Le premier mur de la frontière sud des États-Unis, entre San Diego et Tijuana, fut érigé sous la présidence de Bill Clinton.

En 2006, les Démocrates - parmi eux les sénateurs Barack Obama, Chuck Schumer et Hillary Clinton - votèrent en faveur d'un mur. Plus précisément, ils votèrent pour le Secure Fence Act, une barrière physique de 1'100 kilomètres le long de la frontière sud. Lors d'une séance de septembre 2006, le sénateur Obama déclara au micro:

"Ce projet nous fera certainement du bien. Il libèrera des fonds terriblement nécessaires pour de meilleures barrières et une meilleure sécurité le long de la frontière, et cela devrait aider à détourner une partie de la vague d'immigration illégale dans ce pays."
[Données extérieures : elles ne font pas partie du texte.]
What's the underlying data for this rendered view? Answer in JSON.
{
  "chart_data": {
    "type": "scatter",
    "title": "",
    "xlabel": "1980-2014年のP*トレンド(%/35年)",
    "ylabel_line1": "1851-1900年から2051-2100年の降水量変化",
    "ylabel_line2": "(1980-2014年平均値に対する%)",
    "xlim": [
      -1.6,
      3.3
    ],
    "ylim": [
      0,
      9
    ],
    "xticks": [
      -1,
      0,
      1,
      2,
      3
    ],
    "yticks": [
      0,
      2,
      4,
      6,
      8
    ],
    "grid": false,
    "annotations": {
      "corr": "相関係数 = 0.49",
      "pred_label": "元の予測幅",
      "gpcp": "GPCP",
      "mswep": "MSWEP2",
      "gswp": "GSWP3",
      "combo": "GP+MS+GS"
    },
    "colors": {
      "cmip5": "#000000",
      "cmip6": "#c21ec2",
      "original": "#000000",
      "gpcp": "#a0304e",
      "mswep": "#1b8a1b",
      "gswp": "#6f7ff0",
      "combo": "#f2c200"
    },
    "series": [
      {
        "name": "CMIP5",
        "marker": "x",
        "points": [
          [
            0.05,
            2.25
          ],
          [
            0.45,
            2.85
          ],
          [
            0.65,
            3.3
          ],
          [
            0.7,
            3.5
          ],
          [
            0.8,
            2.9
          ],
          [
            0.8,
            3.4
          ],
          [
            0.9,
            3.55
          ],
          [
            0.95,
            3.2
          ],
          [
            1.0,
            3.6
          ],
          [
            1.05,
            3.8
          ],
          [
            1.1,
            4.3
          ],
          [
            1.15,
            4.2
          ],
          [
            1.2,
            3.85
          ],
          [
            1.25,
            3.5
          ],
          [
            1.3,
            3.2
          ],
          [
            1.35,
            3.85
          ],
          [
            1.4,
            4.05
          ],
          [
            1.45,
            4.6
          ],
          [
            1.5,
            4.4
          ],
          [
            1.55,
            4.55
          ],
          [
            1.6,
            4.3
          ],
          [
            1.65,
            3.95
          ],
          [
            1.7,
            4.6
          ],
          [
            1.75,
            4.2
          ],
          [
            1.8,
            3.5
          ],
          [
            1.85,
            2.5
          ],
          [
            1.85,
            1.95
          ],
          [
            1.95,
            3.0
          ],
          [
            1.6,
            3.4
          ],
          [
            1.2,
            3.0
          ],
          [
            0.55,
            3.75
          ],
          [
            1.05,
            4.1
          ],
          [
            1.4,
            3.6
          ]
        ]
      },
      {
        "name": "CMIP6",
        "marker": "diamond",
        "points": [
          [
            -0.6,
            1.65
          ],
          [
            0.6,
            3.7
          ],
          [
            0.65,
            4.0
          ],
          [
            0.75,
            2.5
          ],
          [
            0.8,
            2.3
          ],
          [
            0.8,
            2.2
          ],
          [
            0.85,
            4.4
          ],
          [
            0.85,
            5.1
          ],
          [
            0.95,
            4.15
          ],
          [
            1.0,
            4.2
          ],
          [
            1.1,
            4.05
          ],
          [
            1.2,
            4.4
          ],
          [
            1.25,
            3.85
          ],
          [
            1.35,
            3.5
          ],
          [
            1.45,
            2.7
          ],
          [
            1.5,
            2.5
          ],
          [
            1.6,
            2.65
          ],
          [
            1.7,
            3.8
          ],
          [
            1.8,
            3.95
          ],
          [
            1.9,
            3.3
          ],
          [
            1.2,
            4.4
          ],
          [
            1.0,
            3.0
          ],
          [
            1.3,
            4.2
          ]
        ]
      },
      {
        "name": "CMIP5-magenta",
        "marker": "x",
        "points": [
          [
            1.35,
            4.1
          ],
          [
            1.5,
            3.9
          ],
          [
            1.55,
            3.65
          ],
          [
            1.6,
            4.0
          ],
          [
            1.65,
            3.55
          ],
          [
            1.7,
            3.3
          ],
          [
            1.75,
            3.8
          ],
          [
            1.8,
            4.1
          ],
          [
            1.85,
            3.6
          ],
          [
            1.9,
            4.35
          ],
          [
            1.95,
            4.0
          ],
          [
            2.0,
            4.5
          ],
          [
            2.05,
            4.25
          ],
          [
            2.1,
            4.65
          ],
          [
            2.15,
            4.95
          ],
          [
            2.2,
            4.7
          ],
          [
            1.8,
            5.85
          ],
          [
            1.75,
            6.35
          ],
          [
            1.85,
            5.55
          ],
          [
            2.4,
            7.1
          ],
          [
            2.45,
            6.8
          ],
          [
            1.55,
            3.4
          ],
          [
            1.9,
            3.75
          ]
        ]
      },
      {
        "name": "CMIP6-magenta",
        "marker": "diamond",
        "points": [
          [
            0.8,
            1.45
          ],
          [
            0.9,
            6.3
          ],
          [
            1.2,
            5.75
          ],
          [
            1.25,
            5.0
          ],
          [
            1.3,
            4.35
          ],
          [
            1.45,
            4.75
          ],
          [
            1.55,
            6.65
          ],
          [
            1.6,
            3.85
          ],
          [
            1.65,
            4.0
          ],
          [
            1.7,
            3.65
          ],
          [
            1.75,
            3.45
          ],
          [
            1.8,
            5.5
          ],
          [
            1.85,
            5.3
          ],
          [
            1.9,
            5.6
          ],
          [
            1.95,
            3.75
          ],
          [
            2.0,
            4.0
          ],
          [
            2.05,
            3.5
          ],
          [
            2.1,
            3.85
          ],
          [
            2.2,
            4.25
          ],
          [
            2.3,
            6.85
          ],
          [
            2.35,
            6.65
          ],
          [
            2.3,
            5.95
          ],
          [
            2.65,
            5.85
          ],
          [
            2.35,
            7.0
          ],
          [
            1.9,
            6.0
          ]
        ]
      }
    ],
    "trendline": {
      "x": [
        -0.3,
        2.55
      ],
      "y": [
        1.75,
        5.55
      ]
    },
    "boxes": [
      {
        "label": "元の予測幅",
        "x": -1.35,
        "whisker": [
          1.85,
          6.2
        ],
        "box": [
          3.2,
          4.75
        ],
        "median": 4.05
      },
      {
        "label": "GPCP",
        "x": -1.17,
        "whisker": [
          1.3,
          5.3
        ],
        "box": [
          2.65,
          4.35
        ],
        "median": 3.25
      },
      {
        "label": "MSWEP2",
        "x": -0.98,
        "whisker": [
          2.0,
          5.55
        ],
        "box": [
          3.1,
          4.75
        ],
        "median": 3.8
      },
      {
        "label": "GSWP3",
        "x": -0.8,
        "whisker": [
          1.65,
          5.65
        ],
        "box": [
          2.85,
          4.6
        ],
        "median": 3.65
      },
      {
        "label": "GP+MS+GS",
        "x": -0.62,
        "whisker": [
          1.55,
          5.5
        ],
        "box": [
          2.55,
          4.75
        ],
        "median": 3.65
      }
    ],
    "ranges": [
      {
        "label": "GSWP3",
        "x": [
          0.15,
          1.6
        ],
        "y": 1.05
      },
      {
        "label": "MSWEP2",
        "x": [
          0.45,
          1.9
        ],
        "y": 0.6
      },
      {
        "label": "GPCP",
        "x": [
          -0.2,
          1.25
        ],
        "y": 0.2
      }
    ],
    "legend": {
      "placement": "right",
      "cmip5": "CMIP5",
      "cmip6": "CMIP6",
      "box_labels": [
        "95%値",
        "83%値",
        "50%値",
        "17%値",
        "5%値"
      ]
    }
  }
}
Évidemment, Obama ajouta ensuite que la barrière seule ne résoudra pas tous les problèmes - une affirmation avec laquelle même Trump serait d'accord. Les Démocrates avaient peut-être d'autres idées en tête à l'époque, comme choisir le moindre de deux maux ou élaborer un compromis, mais aujourd'hui l'heure n'est plus à la stratégie ; ils avouèrent eux-mêmes lors d'une récente discussion avec Trump qu'ils continueraient à s'opposer au mur même si le Président acceptait temporairement la fin du shutdown. En 2019, les Démocrates ne veulent plus discuter, ni élaborer de compromis.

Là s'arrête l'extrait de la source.